When we become honest with ourselves and seek to create harmony within that isn’t dependent upon what someone else says or does, we are ultimately freeing ourselves from the games of shadow-projection.

Heaven and hell just become tides in the ocean of life. When things are challenging, we don’t view that as hell. We simply understand that that is the nature of the moment. Just as all lows are eventually followed by a rising tide, all hellish experiences are gifts of “awareness”.

Through our awareness, we can become wise enough to recognize which of our thoughts and actions are influencing the tides.

When, with practice, we find the middle, we come to realize that such concepts are only valuable to the degree that they cultivate awareness that leads to improved self-responsibility. Improved self-management.

Those that are “wise” have all stated time and time again that heaven and hell are states of mind. There is no actual address for heaven or hell. They are not places. They are names for the kind of energy we are creating or contributing to.

If one reaches the highest heights of heaven, paradoxically, the only way they can possibly grow is to enter into hell and see if they can keep the heaven within them. When one hits “bottom” (hell), they soon realize that they must choose to create more heaven within.

When one finds Tao – the middle way, they realize what goes up must come down and what goes down can only come up. This awareness allows each of us to recognize when our “acts of good” are “highlighting evil” and making it more real.

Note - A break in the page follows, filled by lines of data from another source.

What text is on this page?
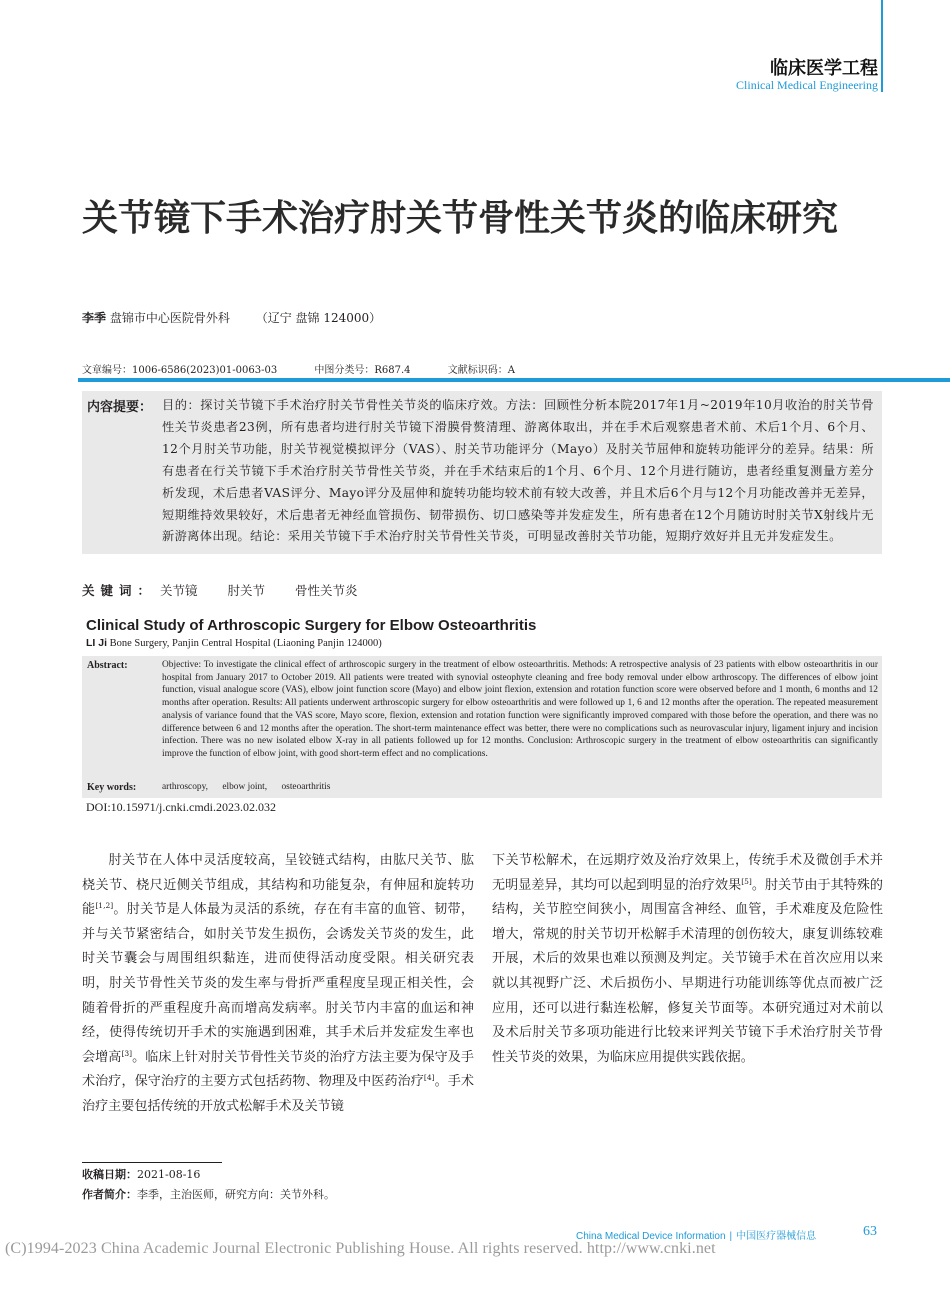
临床医学工程
Clinical Medical Engineering
关节镜下手术治疗肘关节骨性关节炎的临床研究
李季 盘锦市中心医院骨外科 （辽宁 盘锦 124000）
文章编号：1006-6586(2023)01-0063-03	中图分类号：R687.4	文献标识码：A
内容提要： 目的：探讨关节镜下手术治疗肘关节骨性关节炎的临床疗效。方法：回顾性分析本院2017年1月~2019年10月收治的肘关节骨性关节炎患者23例，所有患者均进行肘关节镜下滑膜骨赘清理、游离体取出，并在手术后观察患者术前、术后1个月、6个月、12个月肘关节功能，肘关节视觉模拟评分（VAS）、肘关节功能评分（Mayo）及肘关节屈伸和旋转功能评分的差异。结果：所有患者在行关节镜下手术治疗肘关节骨性关节炎，并在手术结束后的1个月、6个月、12个月进行随访，患者经重复测量方差分析发现，术后患者VAS评分、Mayo评分及屈伸和旋转功能均较术前有较大改善，并且术后6个月与12个月功能改善并无差异，短期维持效果较好，术后患者无神经血管损伤、韧带损伤、切口感染等并发症发生，所有患者在12个月随访时肘关节X射线片无新游离体出现。结论：采用关节镜下手术治疗肘关节骨性关节炎，可明显改善肘关节功能，短期疗效好并且无并发症发生。
关键词： 关节镜 肘关节 骨性关节炎
Clinical Study of Arthroscopic Surgery for Elbow Osteoarthritis
LI Ji Bone Surgery, Panjin Central Hospital (Liaoning Panjin 124000)
Abstract:	Objective: To investigate the clinical effect of arthroscopic surgery in the treatment of elbow osteoarthritis. Methods: A retrospective analysis of 23 patients with elbow osteoarthritis in our hospital from January 2017 to October 2019. All patients were treated with synovial osteophyte cleaning and free body removal under elbow arthroscopy. The differences of elbow joint function, visual analogue score (VAS), elbow joint function score (Mayo) and elbow joint flexion, extension and rotation function score were observed before and 1 month, 6 months and 12 months after operation. Results: All patients underwent arthroscopic surgery for elbow osteoarthritis and were followed up 1, 6 and 12 months after the operation. The repeated measurement analysis of variance found that the VAS score, Mayo score, flexion, extension and rotation function were significantly improved compared with those before the operation, and there was no difference between 6 and 12 months after the operation. The short-term maintenance effect was better, there were no complications such as neurovascular injury, ligament injury and incision infection. There was no new isolated elbow X-ray in all patients followed up for 12 months. Conclusion: Arthroscopic surgery in the treatment of elbow osteoarthritis can significantly improve the function of elbow joint, with good short-term effect and no complications.
Key words:	arthroscopy, elbow joint, osteoarthritis
DOI:10.15971/j.cnki.cmdi.2023.02.032
肘关节在人体中灵活度较高，呈铰链式结构，由肱尺关节、肱桡关节、桡尺近侧关节组成，其结构和功能复杂，有伸屈和旋转功能[1,2]。肘关节是人体最为灵活的系统，存在有丰富的血管、韧带，并与关节紧密结合，如肘关节发生损伤，会诱发关节炎的发生，此时关节囊会与周围组织黏连，进而使得活动度受限。相关研究表明，肘关节骨性关节炎的发生率与骨折严重程度呈现正相关性，会随着骨折的严重程度升高而增高发病率。肘关节内丰富的血运和神经，使得传统切开手术的实施遇到困难，其手术后并发症发生率也会增高[3]。临床上针对肘关节骨性关节炎的治疗方法主要为保守及手术治疗，保守治疗的主要方式包括药物、物理及中医药治疗[4]。手术治疗主要包括传统的开放式松解手术及关节镜
下关节松解术，在远期疗效及治疗效果上，传统手术及微创手术并无明显差异，其均可以起到明显的治疗效果[5]。肘关节由于其特殊的结构，关节腔空间狭小，周围富含神经、血管，手术难度及危险性增大，常规的肘关节切开松解手术清理的创伤较大，康复训练较难开展，术后的效果也难以预测及判定。关节镜手术在首次应用以来就以其视野广泛、术后损伤小、早期进行功能训练等优点而被广泛应用，还可以进行黏连松解，修复关节面等。本研究通过对术前以及术后肘关节多项功能进行比较来评判关节镜下手术治疗肘关节骨性关节炎的效果，为临床应用提供实践依据。
收稿日期：2021-08-16
作者简介：李季，主治医师，研究方向：关节外科。
China Medical Device Information | 中国医疗器械信息	63
(C)1994-2023 China Academic Journal Electronic Publishing House. All rights reserved. http://www.cnki.net
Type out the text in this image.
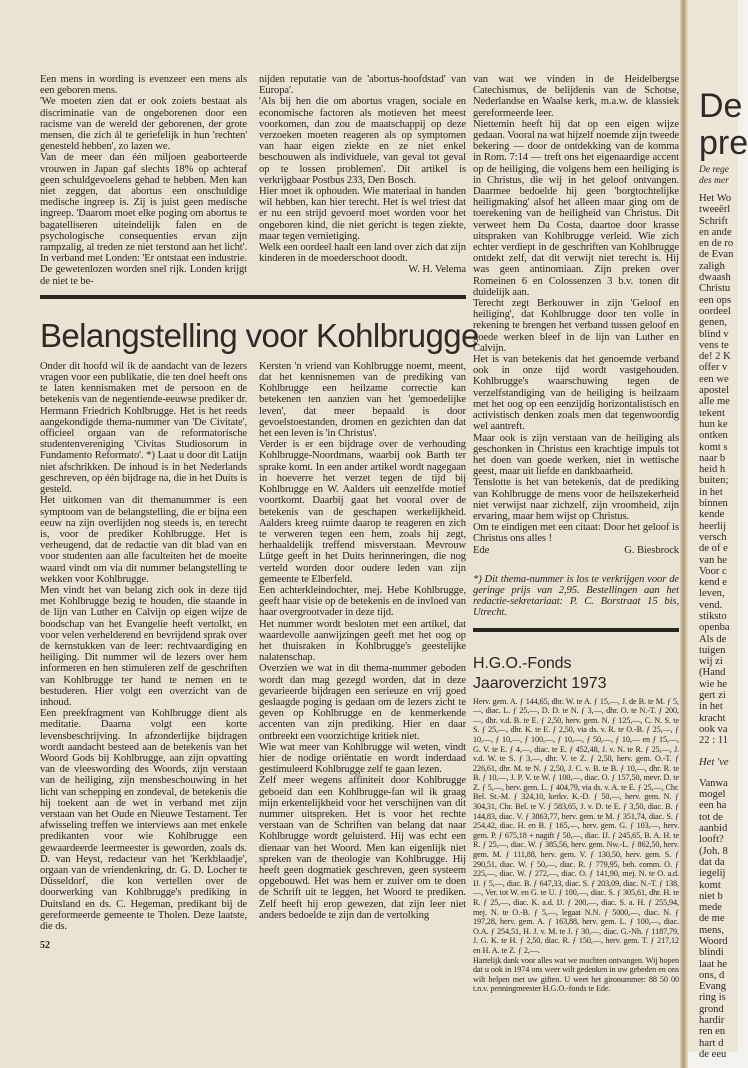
Een mens in wording is evenzeer een mens als een geboren mens.

'We moeten zien dat er ook zoiets bestaat als discriminatie van de ongeborenen door een racisme van de wereld der geborenen, der grote mensen, die zich ál te geriefelijk in hun 'rechten' genesteld hebben', zo lazen we.

Van de meer dan één miljoen geaborteerde vrouwen in Japan gaf slechts 18% op achteraf geen schuldgevoelens gehad te hebben. Men kan niet zeggen, dat abortus een onschuldige medische ingreep is. Zij is juist geen medische ingreep. 'Daarom moet elke poging om abortus te bagatelliseren uiteindelijk falen en de psychologische consequenties ervan zijn rampzalig, al treden ze niet terstond aan het licht'. In verband met Londen: 'Er ontstaat een industrie. De gewetenlozen worden snel rijk. Londen krijgt de niet te be-

nijden reputatie van de 'abortus-hoofdstad' van Europa'.

'Als bij hen die om abortus vragen, sociale en economische factoren als motieven het meest voorkomen, dan zou de maatschappij op deze verzoeken moeten reageren als op symptomen van haar eigen ziekte en ze niet enkel beschouwen als individuele, van geval tot geval op te lossen problemen'. Dit artikel is verkrijgbaar Postbus 233, Den Bosch.

Hier moet ik ophouden. Wie materiaal in handen wil hebben, kan hier terecht. Het is wel triest dat er nu een strijd gevoerd moet worden voor het ongeboren kind, die niet gericht is tegen ziekte, maar tegen vernietiging.

Welk een oordeel haalt een land over zich dat zijn kinderen in de moederschoot doodt.

W. H. Velema

Belangstelling voor Kohlbrugge

Onder dit hoofd wil ik de aandacht van de lezers vragen voor een publikatie, die ten doel heeft ons te laten kennismaken met de persoon en de betekenis van de negentiende-eeuwse prediker dr. Hermann Friedrich Kohlbrugge. Het is het reeds aangekondigde thema-nummer van 'De Civitate', officieel orgaan van de reformatorische studentenvereniging 'Civitas Studiosorum in Fundamento Reformato'. *) Laat u door dit Latijn niet afschrikken. De inhoud is in het Nederlands geschreven, op één bijdrage na, die in het Duits is gesteld.

Het uitkomen van dit themanummer is een symptoom van de belangstelling, die er bijna een eeuw na zijn overlijden nog steeds is, en terecht is, voor de prediker Kohlbrugge. Het is verheugend, dat de redactie van dit blad van en voor studenten aan alle faculteiten het de moeite waard vindt om via dit nummer belangstelling te wekken voor Kohlbrugge.

Men vindt het van belang zich ook in deze tijd met Kohlbrugge bezig te houden, die staande in de lijn van Luther en Calvijn op eigen wijze de boodschap van het Evangelie heeft vertolkt, en voor velen verhelderend en bevrijdend sprak over de kernstukken van de leer: rechtvaardiging en heiliging. Dit nummer wil de lezers over hem informeren en hen stimuleren zelf de geschriften van Kohlbrugge ter hand te nemen en te bestuderen. Hier volgt een overzicht van de inhoud.

Een preekfragment van Kohlbrugge dient als meditatie. Daarna volgt een korte levensbeschrijving. In afzonderlijke bijdragen wordt aandacht besteed aan de betekenis van het Woord Gods bij Kohlbrugge, aan zijn opvatting van de vleeswording des Woords, zijn verstaan van de heiliging, zijn mensbeschouwing in het licht van schepping en zondeval, de betekenis die hij toekent aan de wet in verband met zijn verstaan van het Oude en Nieuwe Testament. Ter afwisseling treffen we interviews aan met enkele predikanten voor wie Kohlbrugge een gewaardeerde leermeester is geworden, zoals ds. D. van Heyst, redacteur van het 'Kerkblaadje', orgaan van de vriendenkring, dr. G. D. Locher te Düsseldorf, die kon vertellen over de doorwerking van Kohlbrugge's prediking in Duitsland en ds. C. Hegeman, predikant bij de gereformeerde gemeente te Tholen. Deze laatste, die ds.

Kersten 'n vriend van Kohlbrugge noemt, meent, dat het kennisnemen van de prediking van Kohlbrugge een heilzame correctie kan betekenen ten aanzien van het 'gemoedelijke leven', dat meer bepaald is door gevoelstoestanden, dromen en gezichten dan dat het een leven is 'in Christus'.

Verder is er een bijdrage over de verhouding Kohlbrugge-Noordmans, waarbij ook Barth ter sprake komt. In een ander artikel wordt nagegaan in hoeverre het verzet tegen de tijd bij Kohlbrugge en W. Aalders uit eenzelfde motief voortkomt. Daarbij gaat het vooral over de betekenis van de geschapen werkelijkheid. Aalders kreeg ruimte daarop te reageren en zich te verweren tegen een hem, zoals hij zegt, herhaaldelijk treffend misverstaan. Mevrouw Lütge geeft in het Duits herinneringen, die nog verteld worden door oudere leden van zijn gemeente te Elberfeld.

Een achterkleindochter, mej. Hebe Kohlbrugge, geeft haar visie op de betekenis en de invloed van haar overgrootvader in deze tijd.

Het nummer wordt besloten met een artikel, dat waardevolle aanwijzingen geeft met het oog op het thuisraken in Kohlbrugge's geestelijke nalatenschap.

Overzien we wat in dit thema-nummer geboden wordt dan mag gezegd worden, dat in deze gevarieerde bijdragen een serieuze en vrij goed geslaagde poging is gedaan om de lezers zicht te geven op Kohlbrugge en de kenmerkende accenten van zijn prediking. Hier en daar ontbreekt een voorzichtige kritiek niet.

Wie wat meer van Kohlbrugge wil weten, vindt hier de nodige oriëntatie en wordt inderdaad gestimuleerd Kohlbrugge zelf te gaan lezen.

Zelf meer wegens affiniteit door Kohlbrugge geboeid dan een Kohlbrugge-fan wil ik graag mijn erkentelijkheid voor het verschijnen van dit nummer uitspreken. Het is voor het rechte verstaan van de Schriften van belang dat naar Kohlbrugge wordt geluisterd. Hij was echt een dienaar van het Woord. Men kan eigenlijk niet spreken van de theologie van Kohlbrugge. Hij heeft geen dogmatiek geschreven, geen systeem opgebouwd. Het was hem er zuiver om te doen de Schrift uit te leggen, het Woord te prediken. Zelf heeft hij erop gewezen, dat zijn leer niet anders bedoelde te zijn dan de vertolking

52

van wat we vinden in de Heidelbergse Catechismus, de belijdenis van de Schotse, Nederlandse en Waalse kerk, m.a.w. de klassiek gereformeerde leer.

Niettemin heeft hij dat op een eigen wijze gedaan. Vooral na wat hijzelf noemde zijn tweede bekering — door de ontdekking van de komma in Rom. 7:14 — treft ons het eigenaardige accent op de heiliging, die volgens hem een heiliging is in Christus, die wij in het geloof ontvangen. Daarmee bedoelde hij geen 'borgtochtelijke heiligmaking' alsof het alleen maar ging om de toerekening van de heiligheid van Christus. Dit verweet hem Da Costa, daartoe door krasse uitspraken van Kohlbrugge verleid. Wie zich echter verdiept in de geschriften van Kohlbrugge ontdekt zelf, dat dit verwijt niet terecht is. Hij was geen antinomiaan. Zijn preken over Romeinen 6 en Colossenzen 3 b.v. tonen dit duidelijk aan.

Terecht zegt Berkouwer in zijn 'Geloof en heiliging', dat Kohlbrugge door ten volle in rekening te brengen het verband tussen geloof en goede werken bleef in de lijn van Luther en Calvijn.

Het is van betekenis dat het genoemde verband ook in onze tijd wordt vastgehouden. Kohlbrugge's waarschuwing tegen de verzelfstandiging van de heiliging is heilzaam met het oog op een eenzijdig horizontalistisch en activistisch denken zoals men dat tegenwoordig wel aantreft.

Maar ook is zijn verstaan van de heiliging als geschonken in Christus een krachtige impuls tot het doen van goede werken, niet in wettische geest, maar uit liefde en dankbaarheid.

Tenslotte is het van betekenis, dat de prediking van Kohlbrugge de mens voor de heilszekerheid niet verwijst naar zichzelf, zijn vroomheid, zijn ervaring, maar hem wijst op Christus.

Om te eindigen met een citaat: Door het geloof is Christus ons alles !

Ede	G. Biesbrock

*) Dit thema-nummer is los te verkrijgen voor de geringe prijs van 2,95. Bestellingen aan het redactie-sekretariaat: P. C. Borstraat 15 bis, Utrecht.

H.G.O.-Fonds
Jaaroverzicht 1973

Herv. gem. A. ƒ 144,65, dhr. W. te A. ƒ 15,—, J. de B. te M. ƒ 5,—, diac. L. ƒ 25,—, D. D. te N. ƒ 3,—, dhr. O. te N.-T. ƒ 200,—, dhr. v.d. B. te E. ƒ 2,50, herv. gem. N. ƒ 125,—, C. N. S. te S. ƒ 25,—, dhr. K. te E. ƒ 2,50, via ds. v. R. te O.-B. ƒ 25,—, ƒ 10,—, ƒ 10,—, ƒ 100,—, ƒ 10,—, ƒ 50,—, ƒ 10,— en ƒ 15,—, G. V. te E. ƒ 4,—, diac. te E. ƒ 452,48, J. v. N. te R. ƒ 25,—, J. v.d. W. te S. ƒ 3,—, dhr. V. te Z. ƒ 2,50, herv. gem. O.-T. ƒ 226,61, dhr. M. te N. ƒ 2,50, J. C. v. B. te B. ƒ 10,—, dhr. R. te B. ƒ 10,—, J. P. V. te W. ƒ 100,—, diac. O. ƒ 157,50, mevr. D. te Z. ƒ 5,—, herv. gem. L. ƒ 404,79, via ds. v. A. te E. ƒ 25,—, Chr. Bel. St.-M. ƒ 324,10, kerkv. K.-D. ƒ 50,—, herv. gem. N. ƒ 304,31, Chr. Bel. te V. ƒ 583,65, J. v. D. te E. ƒ 3,50, diac. B. ƒ 144,83, diac. V. ƒ 3863,77, herv. gem. te M. ƒ 351,74, diac. S. ƒ 254,42, diac. H. en B. ƒ 165,—, herv. gem. G. ƒ 103,—, herv. gem. P. ƒ 675,18 + nagift ƒ 50,—, diac. IJ. ƒ 245,65, B. A. H. te R. ƒ 25,—, diac. W. ƒ 385,56, herv. gem. Nw.-L. ƒ 862,50, herv. gem. M. ƒ 111,88, herv. gem. V. ƒ 130,50, herv. gem. S. ƒ 290,51, diac. W. ƒ 50,—, diac. R. ƒ 779,95, beh. comm. O. ƒ 225,—, diac. W. ƒ 272,—, diac. O. ƒ 141,90, mej. N. te O. a.d. IJ. ƒ 5,—, diac. B. ƒ 647,33, diac. S. ƒ 203,09, diac. N.-T. ƒ 138,—, Ver. tot W. en G. te U. ƒ 100,—, diac. S. ƒ 305,61, dhr. H. te R. ƒ 25,—, diac. K. a.d. IJ. ƒ 200,—, diac. S. a. H. ƒ 255,94, mej. N. te O.-B. ƒ 5,—, legaat N.N. ƒ 5000,—, diac. N. ƒ 197,28, herv. gem. A. ƒ 163,88, herv. gem. L. ƒ 100,—, diac. O.A. ƒ 254,51, H. J. v. M. te J. ƒ 30,—, diac. G.-Nh. ƒ 1187,79, J. G. K. te H. ƒ 2,50, diac. R. ƒ 150,—, herv. gem. T. ƒ 217,12 en H. A. te Z. ƒ 2,—.

Hartelijk dank voor alles wat we mochten ontvangen. Wij hopen dat u ook in 1974 ons weer wilt gedenken in uw gebeden en ons wilt helpen met uw giften. U weet het gironummer: 88 50 00 t.n.v. penningmeester H.G.O.-fonds te Ede.

De
pre
De rege
des mer
Het Wo
tweeërl
Schrift
en ande
en de ro
de Evan
zaligh
dwaash
Christu
een ops
oordeel
genen,
blind v
vens te
de! 2 K
offer v
een we
apostel
alle me
tekent
hun ke
ontken
komt s
naar b
heid h
buiten;
in het
binnen
kende
heerlij
versch
de of e
van he
Voor c
kend e
leven,
vend.
stiksto
openba
Als de
tuigen
wij zi
(Hand
wie he
gert zi
in het
kracht
ook va
22 : 11
Het 've
Vanwa
mogel
een ha
tot de
aanbid
looft?
(Joh. 8
dat da
iegelij
komt
niet b
mede
de me
mens,
Woord
blindi
laat he
ons, d
Evang
ring is
grond
hardir
ren en
hart d
de eeu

As we mature spiritually, we explore our own mind and find that most of what we thought was heaven was a temporary state facilitated by money, drugs, sex or some external input that comes largely via co-dependency.

With that awareness, we become less and less motivated to “do good” or “avoid evil”. We no longer need to ride grade 5 rapids to “feel alive”. We no longer forgo our authentic needs to “please God or our parents, bosses, or authority figures.”

We come to see and experience that to the degree that we are authentically creating harmony within; we are at once creating and sharing that harmony with the planet and all living beings.

We eat until we aren’t hungry. We don’t rape the planet and stockpile mountains of corn. We seek efficient, safe fuel sources. We don’t trash the planet and start wars over oil, a very outdated but highly profitable fuel source that has almost destroyed the planet.

In the end, you will know your philosophy is healthy by HONESTLY asking yourself just two questions:

1. Would the world be a better, safer place for children and the rest of us if everyone in the world emulated my belief system and my actions?

2. What would Love do now?

To the degree that you hare healthy, sane and honest, the answer is most always obvious. To the degree that one is suffering from viruses of the mind, no such question can be seen in the light of truth because the shadow envelops reality, creating blindness and a never-ending search for (temporary) heaven!.

Practical Exercise

If you are brave enough to be honest at this time in your life, simply write down why it is that you do the things you do every day and then ask yourself, who am I trying to please and what do I expect in return.

Then, ask the two questions relative to your actions and meditate on weather you are contributing the world illness or world health.

For example: “I’m attending university to get my PhD in psychology so I can make a good living.”

Who am I doing this for? Me? My parents? Someone else?

Am I loving and caring for myself in the process, or am I becoming tired, pretentious, and climbing an imaginary ladder that allows me to feel better or more worthy of “good” (things) than others?

With just a little meditation on such issues, you are likely to find the viruses and then, with your new found awareness, you can choose to change your behavior such that if emulated by everyone, the world would be full of healthy, well-balanced psychologists.

Would heaven or hell be necessary after a couple generations of children born to healthy, well-balanced psychologists?